Therewith, the hot embossing foils available can be more universally
applied and, in the end, it does not matter what particular plastic
material the tube or bottle which is to be embossed is made from. There is
a further advantage over the lifting method with the rigid embossing die
in that the contacting pressure force need only be effective on a partial
section of the surface of the embossing die at the same time.
For the embossing of circular surfaces of workpieces, like also for the
label printing and the rotary sheet-fed presses, the speed and the angle
of contact during the embossing are kept constant so that different
surface regions of the embossing die come into contact with the workpiece
successively but, however, corresponding contact times and cooling times
result for every surface region. For example, an increase in speed affects
every surface region of the printed image in the same way. As new surface
regions come into contact so, in direct proportion, other surfaces run out
beyond the angle of contact and are no longer engaged. Corresponding
contact times ensue for every surface unit or every point on every
surface. An increase in speed can be counteracted through increasing the
angle of contact in order to achieve equivalent results. Furthermore, if
one considers that the heating can also be pulsed and applied in a
time-adjusted manner then it is clear that the adhesion of the embossing
image can be improved without limiting the performance. Therefore, it is
easily possible to attain operating speeds which correspond to those of
silk-screen printing stations or which are, in comparison, even higher.
This is the case even with application of a single use.
A power band, a pressure pad, a series of pressure rollers or similar can
be used to press the embossing die into contact; the thin embossing die
is, during the embossing, merely guided according to the surface of the
workpiece. This is carried out parallel to each other with the surfaces in
contact in the the working direction. It is understood that prior to
achieving surface contact and after terminating same, the embossing die,
the hot embossing foil and the workpiece must be moved towards or,
respectively, apart from each other like it is done already with the
lifting process.
It is also possible to select differently large contact angles for the
individual elements. Thus, for example, the hot embossing foil can be
guided around the workpiece with a greater angle of contact than the
embossing die so that, for realizing the cooling time on the appropriate
cooling section, contact between the embossing die and the workpiece via
the hot embossing foil is avoided. The movement of the embossing die away
from the workpiece is possible independently of the guiding away of the
hot embossing foil.
The embossing die is preferably heated locally and discontinuously. These
heating impulses are provided, in a manner matched to the angle of
contact, for the contact time and, in fact, in such a way that the
sufficient amount of heat is avialable during the contact time and can be
transferred. This preferably happens at a relatively low temperature level
in order to increase the service life of the embossing die.

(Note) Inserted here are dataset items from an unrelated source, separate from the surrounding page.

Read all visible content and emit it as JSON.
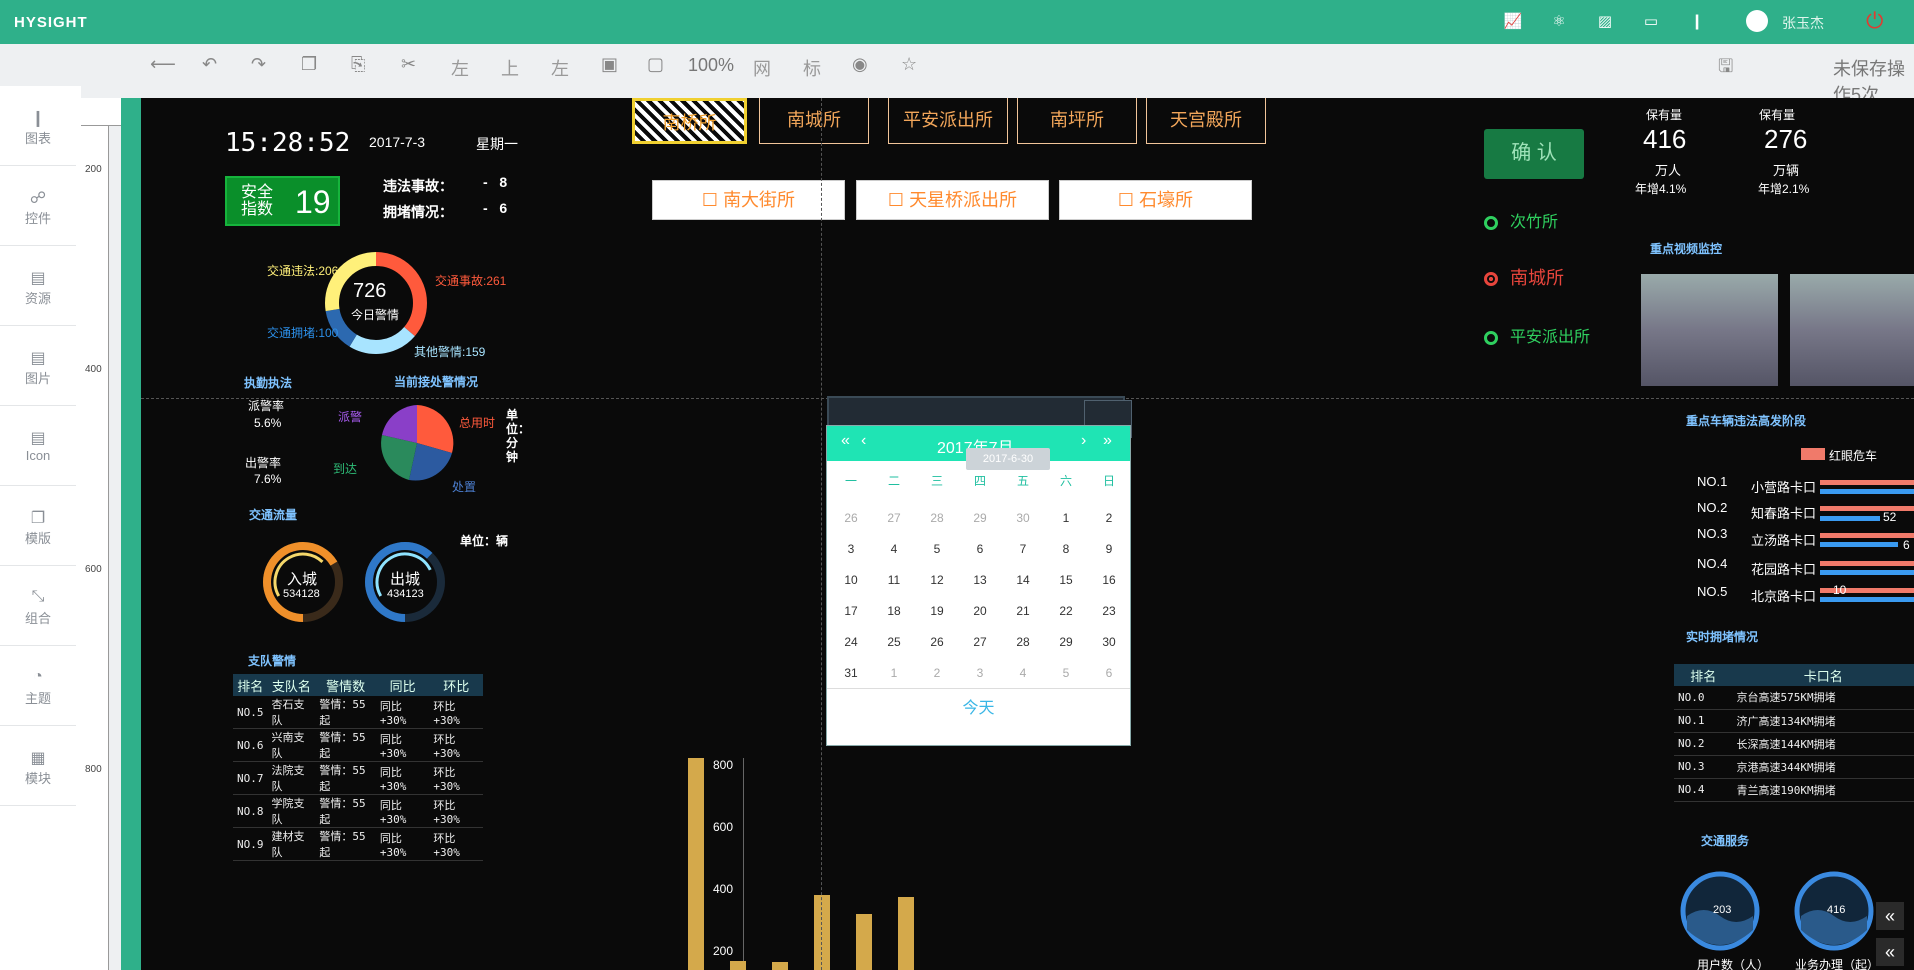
{
  "app": {
    "brand": "HYSIGHT",
    "user": "张玉杰"
  },
  "topbar_icons": [
    "chart-icon",
    "atom-icon",
    "puzzle-icon",
    "monitor-icon",
    "bars-icon"
  ],
  "toolbar": {
    "zoom": "100%",
    "grid": "网",
    "label": "标",
    "align_left": "左",
    "align_top": "上",
    "align_right": "左",
    "save_status": "未保存操作5次"
  },
  "sidebar": [
    {
      "label": "图表",
      "icon": "bar-chart-icon"
    },
    {
      "label": "控件",
      "icon": "control-icon"
    },
    {
      "label": "资源",
      "icon": "book-icon"
    },
    {
      "label": "图片",
      "icon": "image-icon"
    },
    {
      "label": "Icon",
      "icon": "icon-icon"
    },
    {
      "label": "模版",
      "icon": "template-icon"
    },
    {
      "label": "组合",
      "icon": "combine-icon"
    },
    {
      "label": "主题",
      "icon": "pie-icon"
    },
    {
      "label": "模块",
      "icon": "module-icon"
    }
  ],
  "ruler": {
    "ticks": [
      "200",
      "400",
      "600",
      "800"
    ]
  },
  "dashboard": {
    "time": "15:28:52",
    "date": "2017-7-3",
    "weekday": "星期一",
    "safety": {
      "label": "安全指数",
      "value": "19"
    },
    "stats": [
      {
        "label": "违法事故：",
        "value": "-   8"
      },
      {
        "label": "拥堵情况：",
        "value": "-   6"
      }
    ],
    "donut": {
      "center_value": "726",
      "center_label": "今日警情",
      "labels": {
        "illegal": "交通违法:206",
        "accident": "交通事故:261",
        "jam": "交通拥堵:100",
        "other": "其他警情:159"
      }
    },
    "dispatch_title": "执勤执法",
    "handling_title": "当前接处警情况",
    "dispatch_rate_label": "派警率",
    "dispatch_rate": "5.6%",
    "out_rate_label": "出警率",
    "out_rate": "7.6%",
    "pie_labels": {
      "dispatch": "派警",
      "arrive": "到达",
      "total": "总用时",
      "handle": "处置"
    },
    "unit_minute": "单位：分钟",
    "traffic_title": "交通流量",
    "traffic_unit": "单位：辆",
    "gauge_in": {
      "label": "入城",
      "value": "534128"
    },
    "gauge_out": {
      "label": "出城",
      "value": "434123"
    },
    "team_title": "支队警情",
    "team_table": {
      "headers": [
        "排名",
        "支队名",
        "警情数",
        "同比",
        "环比"
      ],
      "rows": [
        [
          "NO.5",
          "杏石支队",
          "警情：55起",
          "同比+30%",
          "环比+30%"
        ],
        [
          "NO.6",
          "兴南支队",
          "警情：55起",
          "同比+30%",
          "环比+30%"
        ],
        [
          "NO.7",
          "法院支队",
          "警情：55起",
          "同比+30%",
          "环比+30%"
        ],
        [
          "NO.8",
          "学院支队",
          "警情：55起",
          "同比+30%",
          "环比+30%"
        ],
        [
          "NO.9",
          "建材支队",
          "警情：55起",
          "同比+30%",
          "环比+30%"
        ]
      ]
    },
    "stations": [
      "南桥所",
      "南城所",
      "平安派出所",
      "南坪所",
      "天宫殿所"
    ],
    "station_buttons": [
      "南大街所",
      "天星桥派出所",
      "石壕所"
    ],
    "confirm": "确 认",
    "radios": [
      {
        "label": "次竹所",
        "selected": false,
        "color": "#2fd05f"
      },
      {
        "label": "南城所",
        "selected": true,
        "color": "#e8453c"
      },
      {
        "label": "平安派出所",
        "selected": false,
        "color": "#2fd05f"
      }
    ],
    "kpis": [
      {
        "top": "保有量",
        "value": "416",
        "unit": "万人",
        "rate": "年增4.1%"
      },
      {
        "top": "保有量",
        "value": "276",
        "unit": "万辆",
        "rate": "年增2.1%"
      }
    ],
    "video_title": "重点视频监控",
    "rank_title": "重点车辆违法高发阶段",
    "rank_legend": "红眼危车",
    "ranks": [
      {
        "no": "NO.1",
        "name": "小营路卡口"
      },
      {
        "no": "NO.2",
        "name": "知春路卡口",
        "v": "52"
      },
      {
        "no": "NO.3",
        "name": "立汤路卡口",
        "v": "6"
      },
      {
        "no": "NO.4",
        "name": "花园路卡口"
      },
      {
        "no": "NO.5",
        "name": "北京路卡口",
        "v": "10"
      }
    ],
    "jam_title": "实时拥堵情况",
    "jam_table": {
      "headers": [
        "排名",
        "卡口名"
      ],
      "rows": [
        [
          "NO.0",
          "京台高速575KM拥堵"
        ],
        [
          "NO.1",
          "济广高速134KM拥堵"
        ],
        [
          "NO.2",
          "长深高速144KM拥堵"
        ],
        [
          "NO.3",
          "京港高速344KM拥堵"
        ],
        [
          "NO.4",
          "青兰高速190KM拥堵"
        ]
      ]
    },
    "service_title": "交通服务",
    "service": [
      {
        "value": "203",
        "label": "用户数（人）"
      },
      {
        "value": "416",
        "label": "业务办理（起）"
      }
    ]
  },
  "datepicker": {
    "title": "2017年7月",
    "tooltip": "2017-6-30",
    "weekdays": [
      "一",
      "二",
      "三",
      "四",
      "五",
      "六",
      "日"
    ],
    "days": [
      [
        "26",
        "27",
        "28",
        "29",
        "30",
        "1",
        "2"
      ],
      [
        "3",
        "4",
        "5",
        "6",
        "7",
        "8",
        "9"
      ],
      [
        "10",
        "11",
        "12",
        "13",
        "14",
        "15",
        "16"
      ],
      [
        "17",
        "18",
        "19",
        "20",
        "21",
        "22",
        "23"
      ],
      [
        "24",
        "25",
        "26",
        "27",
        "28",
        "29",
        "30"
      ],
      [
        "31",
        "1",
        "2",
        "3",
        "4",
        "5",
        "6"
      ]
    ],
    "today": "今天"
  },
  "chart_data": {
    "type": "bar",
    "yticks": [
      "800",
      "600",
      "400",
      "200"
    ],
    "values": [
      830,
      180,
      175,
      390,
      330,
      385
    ],
    "ylim": [
      150,
      830
    ]
  }
}
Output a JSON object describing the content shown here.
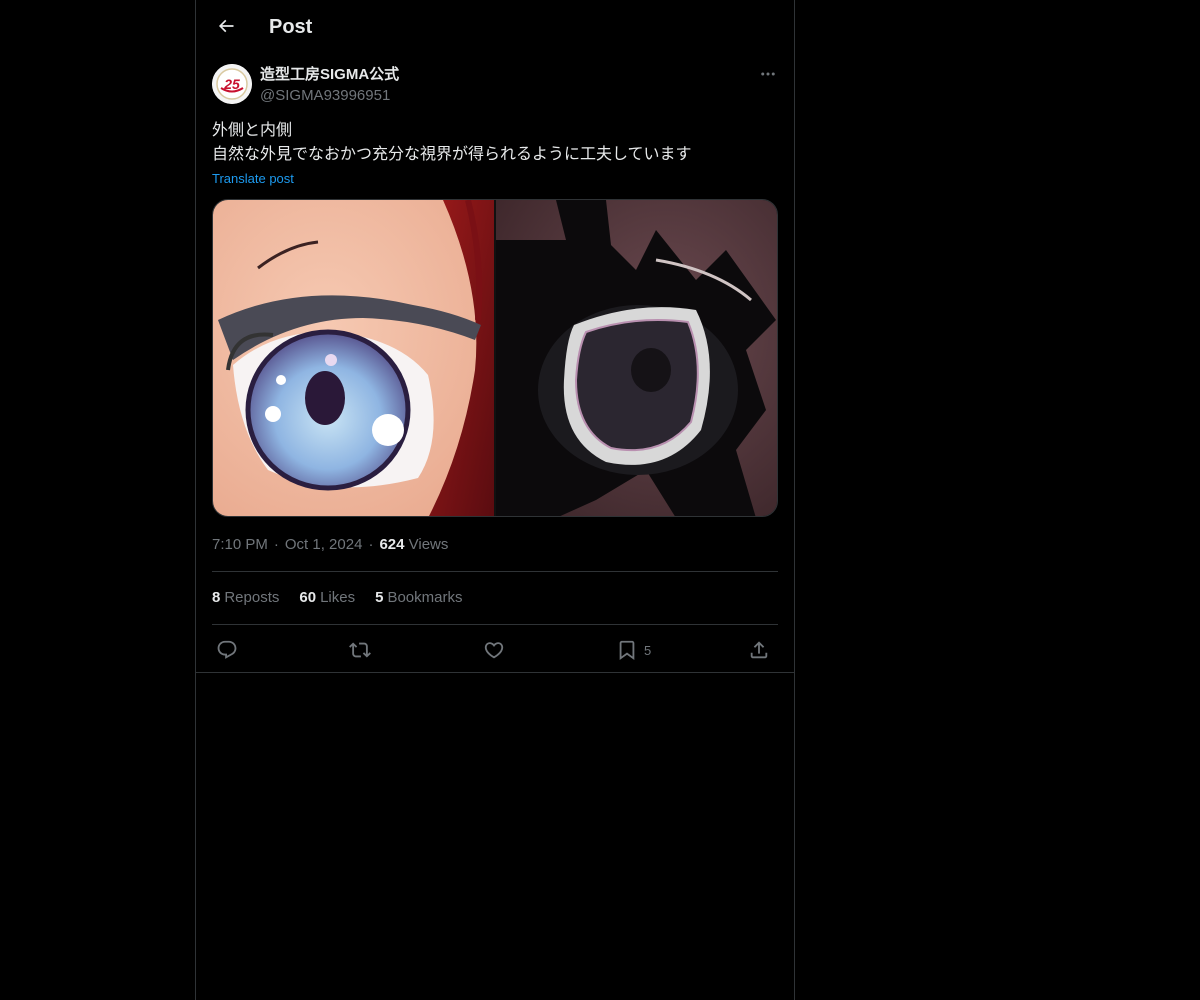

The apparatus for executing the method is characterized according to the
invention in that a drive for the movement of the surface of the workpiece
and a dive for the embossing die in the working direction are provided, a
means for synchronizing the two drives and the feeding facility with
respect to the speeds in the working direction is provided and,
preferably, adjustable guiding means for the workpiece, the hot embossing
foil and the embossing die are provided which, at least during embossing,
bring about reciprocal surface contact during the common movement in the
working direction. At least the workpiece or the printed article, the hot
embossing foil and the embossing die are, therefore, moved in
synchronization in order to achieve the surface contact rendered possible
by the guiding means. Relative movement of the parts in the working
direction is avoided. In particular, with circular workpieces or with
label printing on the perimeter of a support roller or similar, it is in
many cases unnecessary to provide an additional power band or similar
power transmission elements. The guidance and the contact of the embossing
die, which can also take over the function of the pressure element in
these cases, is sufficient here. Anyway, the work is carried out with very
low pressures, the dominant parameter being the time.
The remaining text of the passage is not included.